Over the past ten years, our group has actively contributed to the field by demonstrating the roles of several proteins that interact with Nav1.5. In particular, we have investigated the Nedd4-2-mediated ubiquitylation of Nav1.5, the stabilizing role of the syntrophin/dystrophin complex at the lateral membrane, the role of utrophin in dystrophin-deficient cells, and the interaction with the Membrane Associated GUanylate Kinase (MAGUK) protein, SAP97. Many of these findings were obtained by investigating genetically-modified mice and could be performed, thanks to the funding of the Swiss National Science Foundation (SNSF) and, more recently, by an FP7 grant of the European Union (Project EuTrigTreat). It is not surprising that in many instances, the results we obtained, despite being conclusive for some aspects, have raised new questions. In this proposal that can be viewed as a continuation of our previous SNSF-funded projects, our goal is to further our quest to understand the molecular and cellular determinants of the distinct multiprotein complexes of Nav1.5 that are found in cardiac cells.

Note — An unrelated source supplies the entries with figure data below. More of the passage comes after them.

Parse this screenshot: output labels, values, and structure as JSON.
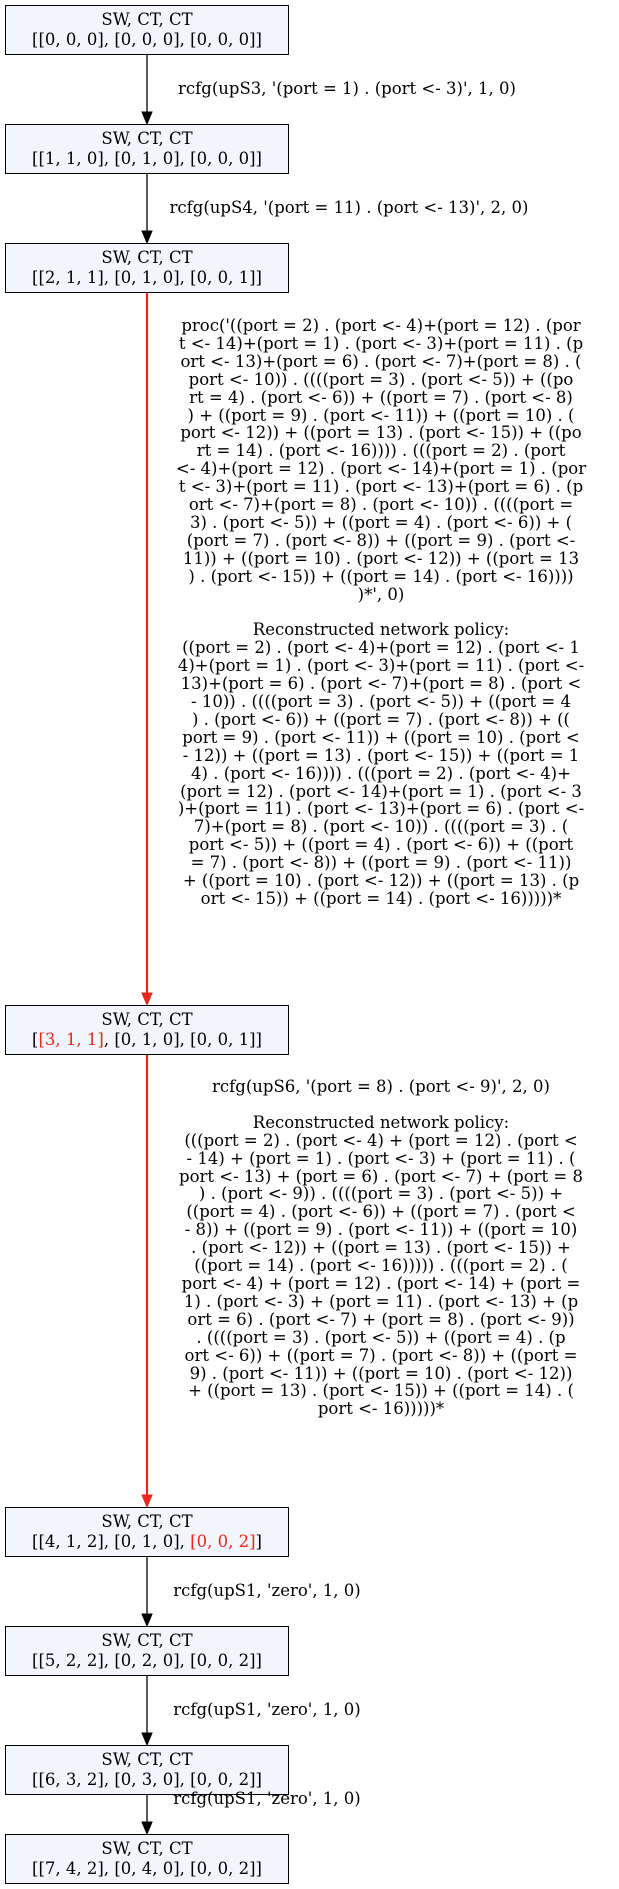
{
  "nodes": [
    {
      "title": "SW, CT, CT",
      "parts": [
        {
          "text": "[[0, 0, 0], [0, 0, 0], [0, 0, 0]]"
        }
      ]
    },
    {
      "title": "SW, CT, CT",
      "parts": [
        {
          "text": "[[1, 1, 0], [0, 1, 0], [0, 0, 0]]"
        }
      ]
    },
    {
      "title": "SW, CT, CT",
      "parts": [
        {
          "text": "[[2, 1, 1], [0, 1, 0], [0, 0, 1]]"
        }
      ]
    },
    {
      "title": "SW, CT, CT",
      "parts": [
        {
          "text": "["
        },
        {
          "text": "[3, 1, 1]",
          "highlight": true
        },
        {
          "text": ", [0, 1, 0], [0, 0, 1]]"
        }
      ]
    },
    {
      "title": "SW, CT, CT",
      "parts": [
        {
          "text": "[[4, 1, 2], [0, 1, 0], "
        },
        {
          "text": "[0, 0, 2]",
          "highlight": true
        },
        {
          "text": "]"
        }
      ]
    },
    {
      "title": "SW, CT, CT",
      "parts": [
        {
          "text": "[[5, 2, 2], [0, 2, 0], [0, 0, 2]]"
        }
      ]
    },
    {
      "title": "SW, CT, CT",
      "parts": [
        {
          "text": "[[6, 3, 2], [0, 3, 0], [0, 0, 2]]"
        }
      ]
    },
    {
      "title": "SW, CT, CT",
      "parts": [
        {
          "text": "[[7, 4, 2], [0, 4, 0], [0, 0, 2]]"
        }
      ]
    }
  ],
  "edges": [
    {
      "from": 0,
      "to": 1,
      "highlight": false,
      "label": "rcfg(upS3, '(port = 1) . (port <- 3)', 1, 0)"
    },
    {
      "from": 1,
      "to": 2,
      "highlight": false,
      "label": "rcfg(upS4, '(port = 11) . (port <- 13)', 2, 0)"
    },
    {
      "from": 2,
      "to": 3,
      "highlight": true,
      "label": "proc('((port = 2) . (port <- 4)+(port = 12) . (por\nt <- 14)+(port = 1) . (port <- 3)+(port = 11) . (p\nort <- 13)+(port = 6) . (port <- 7)+(port = 8) . (\nport <- 10)) . ((((port = 3) . (port <- 5)) + ((po\nrt = 4) . (port <- 6)) + ((port = 7) . (port <- 8)\n) + ((port = 9) . (port <- 11)) + ((port = 10) . (\nport <- 12)) + ((port = 13) . (port <- 15)) + ((po\nrt = 14) . (port <- 16)))) . (((port = 2) . (port\n<- 4)+(port = 12) . (port <- 14)+(port = 1) . (por\nt <- 3)+(port = 11) . (port <- 13)+(port = 6) . (p\nort <- 7)+(port = 8) . (port <- 10)) . ((((port =\n3) . (port <- 5)) + ((port = 4) . (port <- 6)) + (\n(port = 7) . (port <- 8)) + ((port = 9) . (port <-\n11)) + ((port = 10) . (port <- 12)) + ((port = 13\n) . (port <- 15)) + ((port = 14) . (port <- 16))))\n)*', 0)\n\nReconstructed network policy:\n((port = 2) . (port <- 4)+(port = 12) . (port <- 1\n4)+(port = 1) . (port <- 3)+(port = 11) . (port <-\n13)+(port = 6) . (port <- 7)+(port = 8) . (port <\n- 10)) . ((((port = 3) . (port <- 5)) + ((port = 4\n) . (port <- 6)) + ((port = 7) . (port <- 8)) + ((\nport = 9) . (port <- 11)) + ((port = 10) . (port <\n- 12)) + ((port = 13) . (port <- 15)) + ((port = 1\n4) . (port <- 16)))) . (((port = 2) . (port <- 4)+\n(port = 12) . (port <- 14)+(port = 1) . (port <- 3\n)+(port = 11) . (port <- 13)+(port = 6) . (port <-\n7)+(port = 8) . (port <- 10)) . ((((port = 3) . (\nport <- 5)) + ((port = 4) . (port <- 6)) + ((port\n= 7) . (port <- 8)) + ((port = 9) . (port <- 11))\n+ ((port = 10) . (port <- 12)) + ((port = 13) . (p\nort <- 15)) + ((port = 14) . (port <- 16)))))*"
    },
    {
      "from": 3,
      "to": 4,
      "highlight": true,
      "label": "rcfg(upS6, '(port = 8) . (port <- 9)', 2, 0)\n\nReconstructed network policy:\n(((port = 2) . (port <- 4) + (port = 12) . (port <\n- 14) + (port = 1) . (port <- 3) + (port = 11) . (\nport <- 13) + (port = 6) . (port <- 7) + (port = 8\n) . (port <- 9)) . ((((port = 3) . (port <- 5)) +\n((port = 4) . (port <- 6)) + ((port = 7) . (port <\n- 8)) + ((port = 9) . (port <- 11)) + ((port = 10)\n. (port <- 12)) + ((port = 13) . (port <- 15)) +\n((port = 14) . (port <- 16))))) . (((port = 2) . (\nport <- 4) + (port = 12) . (port <- 14) + (port =\n1) . (port <- 3) + (port = 11) . (port <- 13) + (p\nort = 6) . (port <- 7) + (port = 8) . (port <- 9))\n. ((((port = 3) . (port <- 5)) + ((port = 4) . (p\nort <- 6)) + ((port = 7) . (port <- 8)) + ((port =\n9) . (port <- 11)) + ((port = 10) . (port <- 12))\n+ ((port = 13) . (port <- 15)) + ((port = 14) . (\nport <- 16)))))*"
    },
    {
      "from": 4,
      "to": 5,
      "highlight": false,
      "label": "rcfg(upS1, 'zero', 1, 0)"
    },
    {
      "from": 5,
      "to": 6,
      "highlight": false,
      "label": "rcfg(upS1, 'zero', 1, 0)"
    },
    {
      "from": 6,
      "to": 7,
      "highlight": false,
      "label": "rcfg(upS1, 'zero', 1, 0)"
    }
  ],
  "colors": {
    "highlight": "#e8271c",
    "node_fill": "#f2f5fb",
    "stroke": "#000000"
  }
}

Working Hypothesis - The localization and function of Nav1.5 is regulated by distinct and specific sets of proteins in different membrane compartments of ventricular cardiac cells, hence forming multiple pools/populations of Nav1.5. We propose that there are at least three pools of Nav1.5 channels found 1) at the intercalated discs, 2) at the peripheral lateral sarcolemma where it may be regulated by the MAGUK protein CASK, and 3) in the t-tubular compartment. We postulate that one of these Nav1.5 pools at the lateral membrane is regulated by PKA through a cardiac anchoring protein of the AKAP family.

In this proposal, we plan to address the three following specific aims:

1) To elucidate the role of the PDZ domain-binding motif of Nav1.5 in its anchoring to distinct membrane compartments
2) To decipher the CASK-dependent regulation of Nav1.5
3) To identify the cardiac AKAP that mediates PKA-dependent regulation of Nav1.5


Experimental Design - We plan to study Nav1.5 at the molecular and functional level using cardiomyocytes from genetically-modified mice. Mouse lines are currently available in our group, in particular, the one with a truncation of the PDZ domain-binding motif (DeltaSIV). In addition, two mouse lines are currently being generated: one constitutive and one inducible cardiac-specific KO for SAP97. In vivo cellular and biochemical phenotyping of these mice will be performed, using a set of techniques available in our laboratory and collaborating groups as stated in the proposal.



Expected Value of the Project - Nav1.5 plays a crucial role in cardiac pathology. Many of the genes and proteins that have been found to regulate Nav1.5 were also shown to be either mutated or dysregulated in different types of arrhythmias and other cardiac pathological manifestations. A continuing investigation of the regulatory mechanisms and associated proteins, and in particular, the deciphering of the molecular determinants of the distinct pools, will lead to novel genes/targets to be investigated in patients with Nav1.5-dependent cardiac disorders.